Alpha beta but not gamma delta T cell clones in synovial fluids of patients with reactive arthritis show active transcription of tumour necrosis factor alpha and interferon gamma.

OBJECTIVE: To compare the cytokine expression profile of three CD8+, three CD4+, and three gammadelta+ T cell clones all derived from the synovial fluids of three patients with reactive arthritis (ReA). METHODS: Complementary DNA based microarrays containing the specific sequence of 56 cytokine transcripts were used for screening. Selected genes were confirmed by reverse transcriptase-polymerase chain reaction assay. RESULTS: Microarray showed that transcripts encoding for interferon gamma and tumour necrosis factor alpha were expressed by all CD8+ and CD4+ T cell clones. However, gammadelta+ T cells predominantly expressed transforming growth factor beta2 and granulocyte monocyte-colony stimulating factor. CONCLUSION: T lymphocyte clones from the joint of patients with ReA exhibit differential cytokine expression profiles. CD8+ and CD4+ T cells demonstrate a Th1 mediated profile, whereas gammadelta+ T cells show a more heterogeneous and less proinflammatory Th3 driven pattern.
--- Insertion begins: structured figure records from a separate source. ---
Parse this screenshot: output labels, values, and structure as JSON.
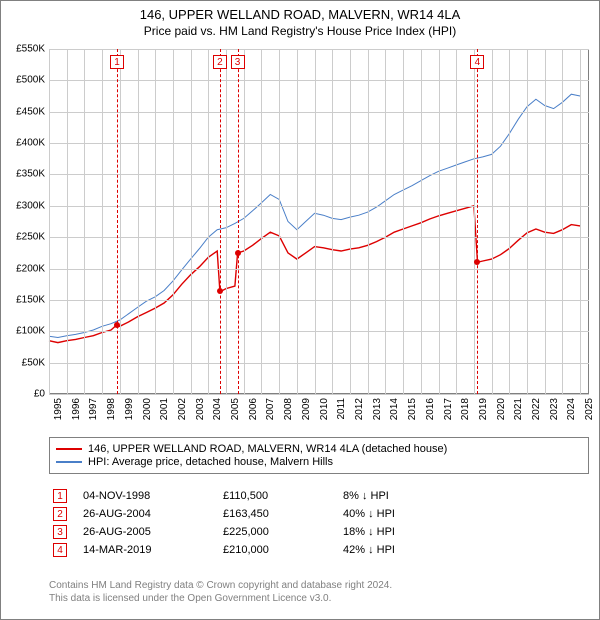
{
  "title": "146, UPPER WELLAND ROAD, MALVERN, WR14 4LA",
  "subtitle": "Price paid vs. HM Land Registry's House Price Index (HPI)",
  "chart": {
    "type": "line",
    "background_color": "#ffffff",
    "grid_color": "#cccccc",
    "axis_color": "#808080",
    "x_years": [
      1995,
      1996,
      1997,
      1998,
      1999,
      2000,
      2001,
      2002,
      2003,
      2004,
      2005,
      2006,
      2007,
      2008,
      2009,
      2010,
      2011,
      2012,
      2013,
      2014,
      2015,
      2016,
      2017,
      2018,
      2019,
      2020,
      2021,
      2022,
      2023,
      2024,
      2025
    ],
    "x_min": 1995,
    "x_max": 2025.5,
    "y_ticks": [
      0,
      50000,
      100000,
      150000,
      200000,
      250000,
      300000,
      350000,
      400000,
      450000,
      500000,
      550000
    ],
    "y_tick_labels": [
      "£0",
      "£50K",
      "£100K",
      "£150K",
      "£200K",
      "£250K",
      "£300K",
      "£350K",
      "£400K",
      "£450K",
      "£500K",
      "£550K"
    ],
    "y_min": 0,
    "y_max": 550000,
    "series": [
      {
        "name": "hpi",
        "label": "HPI: Average price, detached house, Malvern Hills",
        "color": "#4a7fc8",
        "line_width": 1,
        "data": [
          [
            1995.0,
            92000
          ],
          [
            1995.5,
            90000
          ],
          [
            1996.0,
            93000
          ],
          [
            1996.5,
            95000
          ],
          [
            1997.0,
            98000
          ],
          [
            1997.5,
            102000
          ],
          [
            1998.0,
            108000
          ],
          [
            1998.5,
            112000
          ],
          [
            1999.0,
            118000
          ],
          [
            1999.5,
            128000
          ],
          [
            2000.0,
            138000
          ],
          [
            2000.5,
            148000
          ],
          [
            2001.0,
            155000
          ],
          [
            2001.5,
            165000
          ],
          [
            2002.0,
            180000
          ],
          [
            2002.5,
            198000
          ],
          [
            2003.0,
            215000
          ],
          [
            2003.5,
            232000
          ],
          [
            2004.0,
            250000
          ],
          [
            2004.5,
            262000
          ],
          [
            2005.0,
            265000
          ],
          [
            2005.5,
            272000
          ],
          [
            2006.0,
            280000
          ],
          [
            2006.5,
            292000
          ],
          [
            2007.0,
            305000
          ],
          [
            2007.5,
            318000
          ],
          [
            2008.0,
            310000
          ],
          [
            2008.5,
            275000
          ],
          [
            2009.0,
            262000
          ],
          [
            2009.5,
            275000
          ],
          [
            2010.0,
            288000
          ],
          [
            2010.5,
            285000
          ],
          [
            2011.0,
            280000
          ],
          [
            2011.5,
            278000
          ],
          [
            2012.0,
            282000
          ],
          [
            2012.5,
            285000
          ],
          [
            2013.0,
            290000
          ],
          [
            2013.5,
            298000
          ],
          [
            2014.0,
            308000
          ],
          [
            2014.5,
            318000
          ],
          [
            2015.0,
            325000
          ],
          [
            2015.5,
            332000
          ],
          [
            2016.0,
            340000
          ],
          [
            2016.5,
            348000
          ],
          [
            2017.0,
            355000
          ],
          [
            2017.5,
            360000
          ],
          [
            2018.0,
            365000
          ],
          [
            2018.5,
            370000
          ],
          [
            2019.0,
            375000
          ],
          [
            2019.5,
            378000
          ],
          [
            2020.0,
            382000
          ],
          [
            2020.5,
            395000
          ],
          [
            2021.0,
            415000
          ],
          [
            2021.5,
            438000
          ],
          [
            2022.0,
            458000
          ],
          [
            2022.5,
            470000
          ],
          [
            2023.0,
            460000
          ],
          [
            2023.5,
            455000
          ],
          [
            2024.0,
            465000
          ],
          [
            2024.5,
            478000
          ],
          [
            2025.0,
            475000
          ]
        ]
      },
      {
        "name": "property",
        "label": "146, UPPER WELLAND ROAD, MALVERN, WR14 4LA (detached house)",
        "color": "#dd0000",
        "line_width": 1.4,
        "data": [
          [
            1995.0,
            85000
          ],
          [
            1995.5,
            82000
          ],
          [
            1996.0,
            85000
          ],
          [
            1996.5,
            87000
          ],
          [
            1997.0,
            90000
          ],
          [
            1997.5,
            93000
          ],
          [
            1998.0,
            98000
          ],
          [
            1998.5,
            102000
          ],
          [
            1998.84,
            110500
          ],
          [
            1999.0,
            108000
          ],
          [
            1999.5,
            115000
          ],
          [
            2000.0,
            123000
          ],
          [
            2000.5,
            130000
          ],
          [
            2001.0,
            137000
          ],
          [
            2001.5,
            145000
          ],
          [
            2002.0,
            158000
          ],
          [
            2002.5,
            175000
          ],
          [
            2003.0,
            190000
          ],
          [
            2003.5,
            203000
          ],
          [
            2004.0,
            218000
          ],
          [
            2004.5,
            228000
          ],
          [
            2004.65,
            163450
          ],
          [
            2004.8,
            165000
          ],
          [
            2005.0,
            168000
          ],
          [
            2005.5,
            172000
          ],
          [
            2005.65,
            225000
          ],
          [
            2006.0,
            228000
          ],
          [
            2006.5,
            237000
          ],
          [
            2007.0,
            248000
          ],
          [
            2007.5,
            258000
          ],
          [
            2008.0,
            252000
          ],
          [
            2008.5,
            225000
          ],
          [
            2009.0,
            215000
          ],
          [
            2009.5,
            225000
          ],
          [
            2010.0,
            235000
          ],
          [
            2010.5,
            233000
          ],
          [
            2011.0,
            230000
          ],
          [
            2011.5,
            228000
          ],
          [
            2012.0,
            231000
          ],
          [
            2012.5,
            233000
          ],
          [
            2013.0,
            237000
          ],
          [
            2013.5,
            243000
          ],
          [
            2014.0,
            250000
          ],
          [
            2014.5,
            258000
          ],
          [
            2015.0,
            263000
          ],
          [
            2015.5,
            268000
          ],
          [
            2016.0,
            273000
          ],
          [
            2016.5,
            279000
          ],
          [
            2017.0,
            284000
          ],
          [
            2017.5,
            288000
          ],
          [
            2018.0,
            292000
          ],
          [
            2018.5,
            296000
          ],
          [
            2019.0,
            300000
          ],
          [
            2019.2,
            210000
          ],
          [
            2019.5,
            212000
          ],
          [
            2020.0,
            215000
          ],
          [
            2020.5,
            222000
          ],
          [
            2021.0,
            232000
          ],
          [
            2021.5,
            245000
          ],
          [
            2022.0,
            257000
          ],
          [
            2022.5,
            263000
          ],
          [
            2023.0,
            258000
          ],
          [
            2023.5,
            256000
          ],
          [
            2024.0,
            262000
          ],
          [
            2024.5,
            270000
          ],
          [
            2025.0,
            268000
          ]
        ]
      }
    ],
    "markers": [
      {
        "n": "1",
        "x": 1998.84,
        "y": 110500
      },
      {
        "n": "2",
        "x": 2004.65,
        "y": 163450
      },
      {
        "n": "3",
        "x": 2005.65,
        "y": 225000
      },
      {
        "n": "4",
        "x": 2019.2,
        "y": 210000
      }
    ],
    "marker_color": "#dd0000"
  },
  "legend": {
    "items": [
      {
        "color": "#dd0000",
        "label": "146, UPPER WELLAND ROAD, MALVERN, WR14 4LA (detached house)"
      },
      {
        "color": "#4a7fc8",
        "label": "HPI: Average price, detached house, Malvern Hills"
      }
    ]
  },
  "events": [
    {
      "n": "1",
      "date": "04-NOV-1998",
      "price": "£110,500",
      "delta": "8% ↓ HPI"
    },
    {
      "n": "2",
      "date": "26-AUG-2004",
      "price": "£163,450",
      "delta": "40% ↓ HPI"
    },
    {
      "n": "3",
      "date": "26-AUG-2005",
      "price": "£225,000",
      "delta": "18% ↓ HPI"
    },
    {
      "n": "4",
      "date": "14-MAR-2019",
      "price": "£210,000",
      "delta": "42% ↓ HPI"
    }
  ],
  "footer": {
    "line1": "Contains HM Land Registry data © Crown copyright and database right 2024.",
    "line2": "This data is licensed under the Open Government Licence v3.0."
  }
}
A 588-gene microarray analysis of the peripheral blood mononuclear cells of spondyloarthropathy patients.

OBJECTIVES: To identify genes which are more highly expressed in the peripheral blood mononuclear cells (PBMC) of patients with spondyloarthropathy (SpA), rheumatoid arthritis (RA) and psoriatic arthritis (PsA), in comparison to normal subjects. METHODS: A 588-gene microarray was used as a screening tool to select a panel of such genes from PBMC of these subjects and of normal subjects. Results were then validated by reverse transcription-polymerase chain reaction (RT-PCR). RESULTS: The following genes were more highly expressed in arthritis patients than in normal subjects: macrophage differentiation marker MNDA (myeloid nuclear differentiation antigen), MRP8 and MRP14 (migratory inhibitory factor-related proteins); signalling molecules JAK3 (janus kinase 3) and MAP kinase p38 (mitogen-activated protein kinase); receptors TNFR2/p75, C-C-chemokine receptor type 1 (CCR1), C-X-C-chemokine receptor type 4 (CXCR4) and integrin beta1; and the cytokines/chemokines interleukin (IL) 1beta and IL-8. Expression of CXCR4 was unexpectedly high among all arthritis subjects. Using RT-PCR, ELISA and immunohistology, expression of stromal cell-derived factor 1 (SDF-1) was demonstrated in arthritis joints. CONCLUSIONS: The CXCR4/SDF-1 is a potential pro-inflammatory axis for RA, PsA and SpA.